Text by Bruno Varela and Byron Davies

1 In the performance, Varela was accompanied by Marcela Cuevas Ríos. The edition of Muestra Mínima at Chapingo was organized by Dahlia Sosa and Ricardo Benítez Garrido, and focused on agricultural themes, reflecting Chapingo’s character and historical significance.

2 By eliminating the definite article and exclamation mark in the sign visible in the Verástegui footage (La máquina del futuro!), Varela’s title both cracks open and cools the original’s marketing-enforced confidence.

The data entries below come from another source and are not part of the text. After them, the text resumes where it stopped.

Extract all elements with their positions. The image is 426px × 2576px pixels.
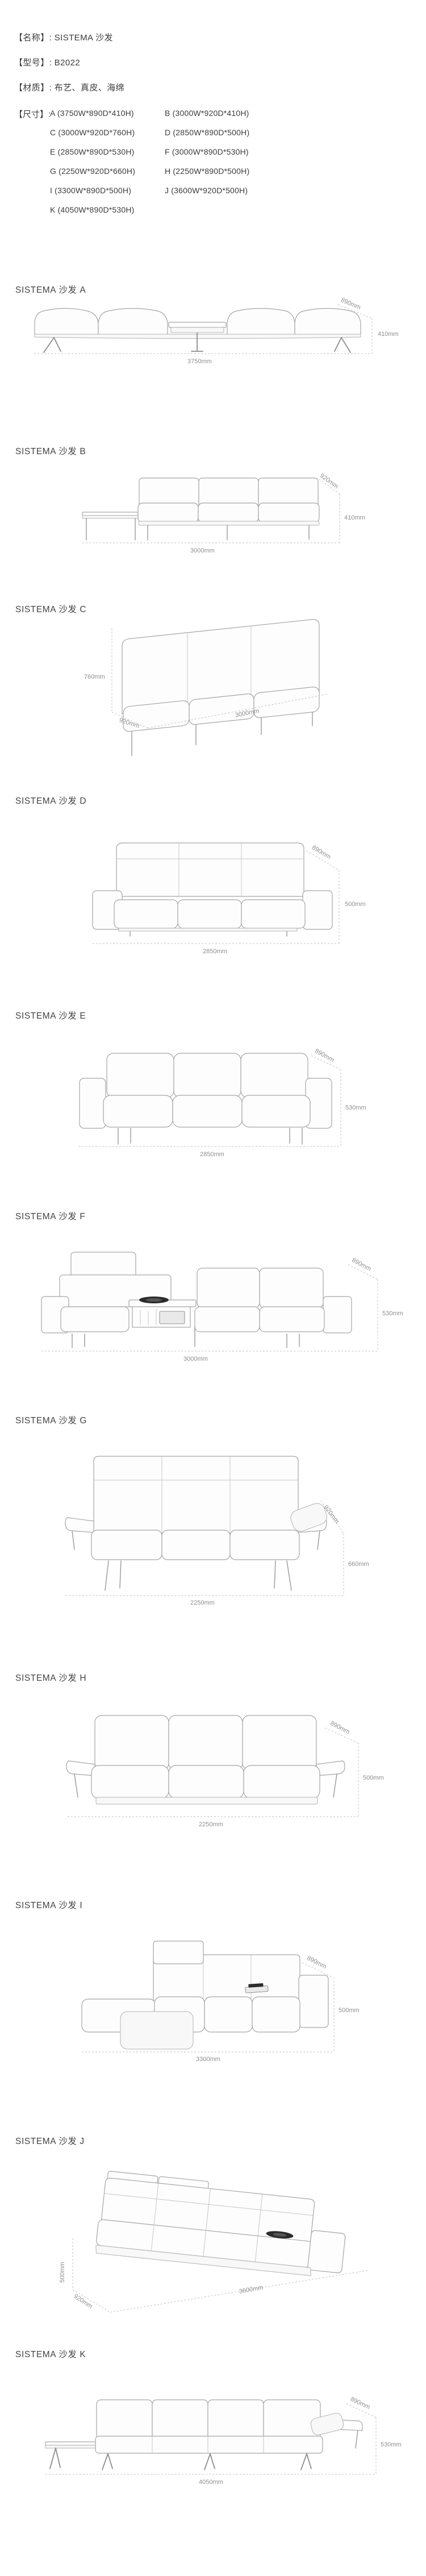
sofa-a-line-drawing	[31, 296, 406, 375]
section-drawing-a: 890mm 410mm 3750mm	[31, 296, 406, 375]
height-label-b: 410mm	[344, 514, 365, 521]
size-list-label: 【尺寸】:	[14, 108, 51, 120]
height-label-k: 530mm	[381, 2441, 402, 2448]
section-drawing-f: 890mm 530mm 3000mm	[37, 1248, 412, 1367]
section-drawing-g: 920mm 660mm 2250mm	[54, 1449, 383, 1614]
height-label-f: 530mm	[382, 1310, 403, 1317]
height-label-h: 500mm	[363, 1775, 384, 1781]
size-item-b: B (3000W*920D*410H)	[165, 109, 249, 118]
width-label-i: 3300mm	[196, 2056, 220, 2063]
height-label-a: 410mm	[378, 331, 399, 338]
section-title-c: SISTEMA 沙发 C	[15, 603, 86, 615]
sofa-h-line-drawing	[60, 1705, 400, 1833]
spec-sheet-page: 【名称】: SISTEMA 沙发 【型号】: B2022 【材质】: 布艺、真皮…	[0, 0, 426, 2576]
width-label-k: 4050mm	[199, 2479, 223, 2486]
section-title-d: SISTEMA 沙发 D	[15, 794, 86, 807]
section-title-g: SISTEMA 沙发 G	[15, 1414, 87, 1426]
section-title-f: SISTEMA 沙发 F	[15, 1210, 85, 1222]
size-item-c: C (3000W*920D*760H)	[50, 128, 135, 137]
section-title-h: SISTEMA 沙发 H	[15, 1671, 86, 1684]
size-item-d: D (2850W*890D*500H)	[165, 128, 249, 137]
section-title-i: SISTEMA 沙发 I	[15, 1898, 82, 1911]
size-item-k: K (4050W*890D*530H)	[50, 205, 135, 214]
model-line: 【型号】: B2022	[14, 56, 80, 68]
sofa-b-line-drawing	[80, 463, 352, 554]
height-label-c: 760mm	[84, 674, 105, 680]
height-label-d: 500mm	[345, 901, 366, 908]
size-item-e: E (2850W*890D*530H)	[50, 147, 135, 156]
width-label-g: 2250mm	[190, 1599, 215, 1606]
width-label-d: 2850mm	[203, 948, 227, 955]
sofa-g-line-drawing	[54, 1449, 383, 1614]
size-item-h: H (2250W*890D*500H)	[165, 167, 249, 176]
size-item-g: G (2250W*920D*660H)	[50, 167, 135, 176]
width-label-f: 3000mm	[183, 1356, 208, 1362]
width-label-h: 2250mm	[199, 1821, 223, 1828]
section-drawing-d: 890mm 500mm 2850mm	[82, 827, 378, 958]
sofa-i-line-drawing	[68, 1930, 386, 2060]
width-label-b: 3000mm	[190, 547, 215, 554]
section-title-e: SISTEMA 沙发 E	[15, 1009, 86, 1021]
section-title-k: SISTEMA 沙发 K	[15, 2348, 86, 2360]
section-drawing-c: 760mm 920mm 3000mm	[74, 617, 346, 773]
width-label-a: 3750mm	[187, 358, 212, 365]
size-item-i: I (3300W*890D*500H)	[50, 186, 131, 195]
width-label-e: 2850mm	[200, 1151, 224, 1158]
section-drawing-b: 920mm 410mm 3000mm	[80, 463, 352, 554]
material-line: 【材质】: 布艺、真皮、海绵	[14, 81, 124, 93]
section-title-b: SISTEMA 沙发 B	[15, 444, 86, 457]
sofa-d-line-drawing	[82, 827, 378, 958]
product-name-line: 【名称】: SISTEMA 沙发	[14, 31, 113, 43]
size-item-f: F (3000W*890D*530H)	[165, 147, 249, 156]
sofa-e-line-drawing	[74, 1043, 381, 1157]
section-drawing-k: 890mm 530mm 4050mm	[40, 2384, 409, 2490]
size-item-j: J (3600W*920D*500H)	[165, 186, 248, 195]
height-label-j: 500mm	[59, 2262, 66, 2283]
sofa-c-line-drawing	[74, 617, 346, 773]
size-item-a: A (3750W*890D*410H)	[50, 109, 134, 118]
section-drawing-e: 890mm 530mm 2850mm	[74, 1043, 381, 1157]
sofa-j-line-drawing	[51, 2171, 381, 2316]
height-label-g: 660mm	[348, 1561, 369, 1568]
section-title-a: SISTEMA 沙发 A	[15, 283, 86, 296]
section-drawing-j: 500mm 920mm 3600mm	[51, 2171, 381, 2316]
height-label-e: 530mm	[345, 1104, 366, 1111]
height-label-i: 500mm	[339, 2007, 360, 2014]
section-drawing-i: 890mm 500mm 3300mm	[68, 1930, 386, 2060]
section-drawing-h: 890mm 500mm 2250mm	[60, 1705, 400, 1833]
section-title-j: SISTEMA 沙发 J	[15, 2134, 85, 2147]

3 See Daniel Morgan, “Modernism Is Not for Children: Annette Michelson, Film Theory, and the Avant-Garde,” Critical Inquiry 50, no. 1 (autumn 2023). A slightly different kind of temporal athleticism characterizes the main precedent for using footage of Apollo 11 in Mexican experimental filmmaking: Alfredo Gurrola’s La segunda primera matriz (1972), where the moon landing figures as a technologized return to film’s titular womb.

4 William S. Burroughs, “The Future of the Novel,” in Word Virus, ed. James Grauerholz and Ira Silverberg (New York: Grove Press, 1998), 96.

5 Francisco de la Peña, “Profecías de la mexicanidad: entre el milenarismo nacionalista y la new age,” Cuicuilco 19, no. 55 (2012), 127-143.

6 Astrid Maribel Pinto Durán and Martín de la Cruz López Moya, “Extraterrestres en el imaginario del New Age: redes de espiritualidad y utopía desde San Cristóbal de Las Casas, Chiapas,” LiminaR 9, no. 2 (2011), 63-82.

7 See Miguel León-Portilla, La filosofía náhuatl estudiada en sus fuentes, 11th ed. (Mexico City: UNAM Instituto de Investigaciones Históricas), 211-218.